Yes and it is pretty simple. Keys not having permissions makes that every key works essentially the same; there’s no master / limited access key. However, you could serve the repo to clients through a rest server with append only mode so the server is the only one who can actually delete data.

Yes, just use the restic REST server.

Yes, this is possible. Note that the server would have to add a key to each repository. The passphrase can be the same, but the key would be different.

The server cannot enforce this or otherwise command clients to back up.1 The clients would have to be configured to do this, for example using cron on *nixes or the task scheduler on Windows.

Yes, the server can do this since it has a key in each repository. Note that the prune/check schedule needs to be coordinated with the clients’ backup schedule, since prune and check both require an exclusive lock on the repository. If the server has the repository locked when a backup starts, the backup will fail. (Hmm, @fd0, would it be possible for restic backup to retry locking with backoff so that backups are delayed instead of aborted?)


1 Technically, this can be done, but it’s not supported as a native restic feature. For example, you could have the backup server command a client to run a backup script over SSH.

To deal with this, I’ve been using loops like the following:

LOCK_WAIT=1800    # total time to allow for operation to start
LOCK_DELAY=60     # delay between attempts

EXPIRE=$(( SECONDS + LOCK_WAIT ))
until [[ $EXPIRE -le $SECONDS ]] || eval restic forget $RESTIC_ARGS $RESTIC_FORGET_ARGS; do
        echo Waiting for lock.
        sleep $LOCK_DELAY
done

Granted, this would try again on any failure that caused restic to return a non-zero value and does not provide a backoff, it has working well for me.

@westphaldp Unless I’m missing something, the eval in that script is redundant.

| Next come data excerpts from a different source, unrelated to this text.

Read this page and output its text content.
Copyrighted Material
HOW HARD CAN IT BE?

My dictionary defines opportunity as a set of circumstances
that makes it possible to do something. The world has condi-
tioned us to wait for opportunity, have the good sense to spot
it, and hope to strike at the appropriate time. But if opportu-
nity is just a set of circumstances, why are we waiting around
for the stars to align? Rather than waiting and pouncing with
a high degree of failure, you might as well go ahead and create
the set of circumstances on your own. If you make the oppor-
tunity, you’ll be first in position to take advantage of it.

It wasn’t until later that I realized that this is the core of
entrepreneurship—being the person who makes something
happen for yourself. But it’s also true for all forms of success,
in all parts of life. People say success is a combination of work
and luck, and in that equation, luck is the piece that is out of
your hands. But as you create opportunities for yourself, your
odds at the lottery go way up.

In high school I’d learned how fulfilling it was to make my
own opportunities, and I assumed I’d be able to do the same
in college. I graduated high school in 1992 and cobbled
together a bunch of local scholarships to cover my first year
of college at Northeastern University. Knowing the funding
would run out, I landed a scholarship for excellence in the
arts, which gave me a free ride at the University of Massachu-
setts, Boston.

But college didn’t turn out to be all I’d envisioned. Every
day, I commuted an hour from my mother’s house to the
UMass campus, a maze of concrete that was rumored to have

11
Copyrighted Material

@cdhowie I didn’t include what RESTIC_ARGS and RESTIC_FORGET_ARGS are defined as. They may include variables that can’t be evaluated until this point. eval is handling that.

Very interesting. Thanks everyone for your replies!

@westphaldp So is there a way I could modify the script to only run restic backup if you get specific error code that lock is in use?

From a shell script, it is possible if restic returns clearly defined exit codes. I’m not sure what the state of that is. @cdhowie, do you know what restic's exit codes look like?

Otherwise, it would require processing the text output of restic to determine why it failed.

I would guess based on this open issue that right now you can’t tell failures apart:

@westphaldp Did you use LOCK_WAIT=1800 in your script because restic considers a lock to be stale after 30 minutes?

@Den I wasn’t aware of any lock timeout, nor have I noticed that behavior on my systems. For my timeout, 1800 seconds just seemed like a good place to start. It can vary depending on system/repository.